Four proxies of EVSI — one decision

L1
gap_score only Cost 0.01, noise 0.25. Free information already on disk from Inv 13.
30
evals
L2
haversine + gap Cost 0.05, noise 0.15. Adds redundancy penalty against existing network (Inv 27 L2).
0
evals
L3
climate-signal UCB Cost 0.2, noise 0.08. Adds Inv 26 climate-signal bonus to site scoring.
6
evals
L4
full 1-year simulation Cost 1.0, noise 0.02. Ground-truth EVSI after deploying and collecting 1 season of data.
0
evals
L5
BOCA-inspired cost-weighted successive halving (this investigation) Inspired by Kandasamy et al. 2017 (multi-fidelity BO framing); implemented as cost-weighted successive halving with UCB tie-breaking. Picks (site, fid) by info-gain plus UCB per sqrt(cost), with hard fidelity-gating replacing BOCA's bias-budget term.
3.3×
speedup
Where the budget went

Which fidelities got used?

L1: gap_score only30 evalsL2: haversine + gap0 evalsL3: climate-signal UCB6 evalsL4: full 1-yr simulation0 evals Evaluation budget — 36 total evals across 4 fidelity levels

The rule burned almost all of its budget at L1 (cheap gap-score screening), then escalated to L3 (climate-signal UCB) only for top contenders. It never needed L2 or L4 — the L1 prior was informative enough to prune the obvious non-contenders, and L3 was sufficient to rank the top contested candidates.
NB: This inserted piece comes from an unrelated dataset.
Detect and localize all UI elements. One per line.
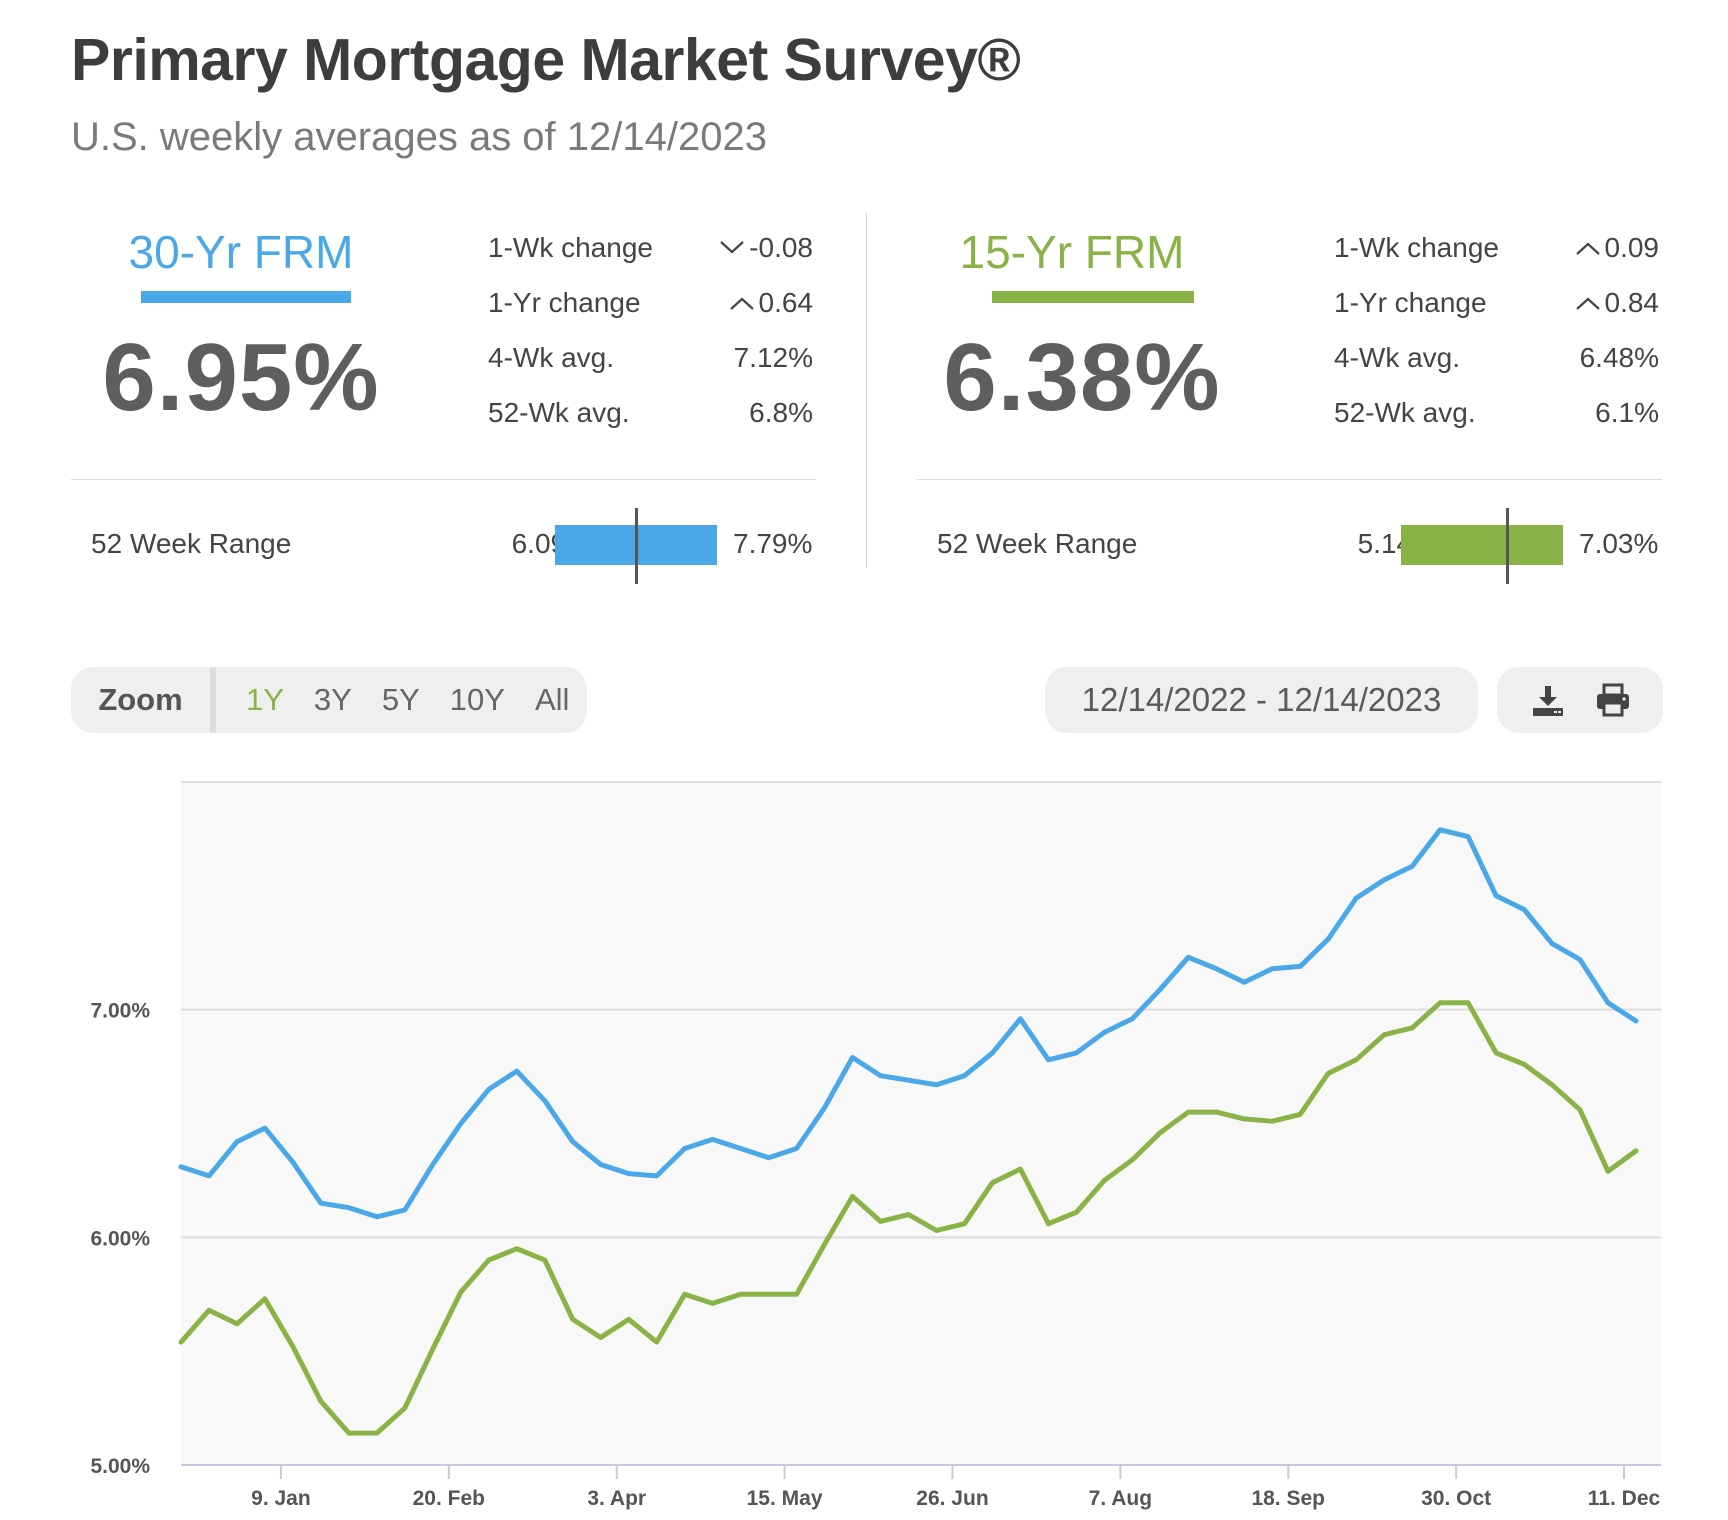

In problems where L1 has larger bias against the top fidelity, the gating rule would force more L2/L4 evaluations. The cost split is adaptive in that sense, but it is governed by the hand-set unlock thresholds — not by BOCA's optimal bias-budget calculation.

Quality vs cost

3× cheaper, one site missed

Full-sim UCB
5.00
5 monitors picked via L4 only. 5/5 match oracle.
Cost-weighted successive halving
1.50
5 monitors picked via 36 multi-fid evals. 4/5 match oracle.
Speedup
3.3×
Evaluation cost reduction. Realized EVSI gap: -0.1454 units.
Finding
The BOCA-inspired rule recovers 4/5 oracle-optimal sites at 3.3× less evaluation cost. The missed site (sierra_plumas) has low gap_score but high climate_signal — a known failure mode when the low-fidelity proxy's bias is structural rather than random. In practice, this is the cost of the speedup. Keep L3/L4 budget in reserve. A full BOCA implementation with a learned bias-budget would likely catch this — natural next step.
The oracle target

What the "correct" answer looks like

RankSiteGap scoreTrue EVSIBOCA picked?Full-sim picked?
1sjv_merced0.8260.6573
2la_basin_E1.0000.6494
3sierra_plumas0.5810.5356
4sjv_stanislaus0.7370.5084
5la_basin_S0.6530.4612

Oracle = ranking using the full L4 scoring function applied to every candidate, with no noise. In production we don't have the oracle — that's the whole point of the search.

Decision implication

How much pilot budget to reserve

Recommendation: Use the BOCA-inspired rule for monitor-network design. It consumes 3.3× less simulation budget than single-fidelity GP-UCB and recovers 4 of 5 oracle-optimal sites. Replace the 1-year pilot budget (~$1M per evaluation via co-located deployment) with ~$0.1M of multi-fidelity proxy runs plus ~$0.2M of targeted full-sim on the final 2-3 candidates.

For the CEC monitor-network RFP, run a two-stage pilot: screen all 15 candidates using cheap proxies ($0.15M total), then run targeted 1-year co-located deployments on the top 3–4 contenders ($3–4M). Total evaluation cost: ~$4M instead of $15M; quality cost is 4/5 oracle recovery — one bias-driven miss (sierra_plumas).

Caveats

What this rule still misses

  • Honest label: implementation is cost-weighted successive halving with UCB tie-breaking, NOT canonical BOCA. No joint GP over (site, fidelity), no BOCA bias-budget term, no kernel ridge regression between fidelities. Kandasamy et al. 2017 is the inspiration, not the algorithm.
  • Fidelity costs are nominal units; real-world ratio depends on CEC monitor procurement timelines.
  • Fidelity-gating thresholds (need N_k lower-fidelity evals before fid k+1 unlocks) are hand-tuned, not derived from a bias-budget optimization.
  • Assumes noise model is known per fidelity; a GP-UCB extension with heteroscedastic noise is the natural next step.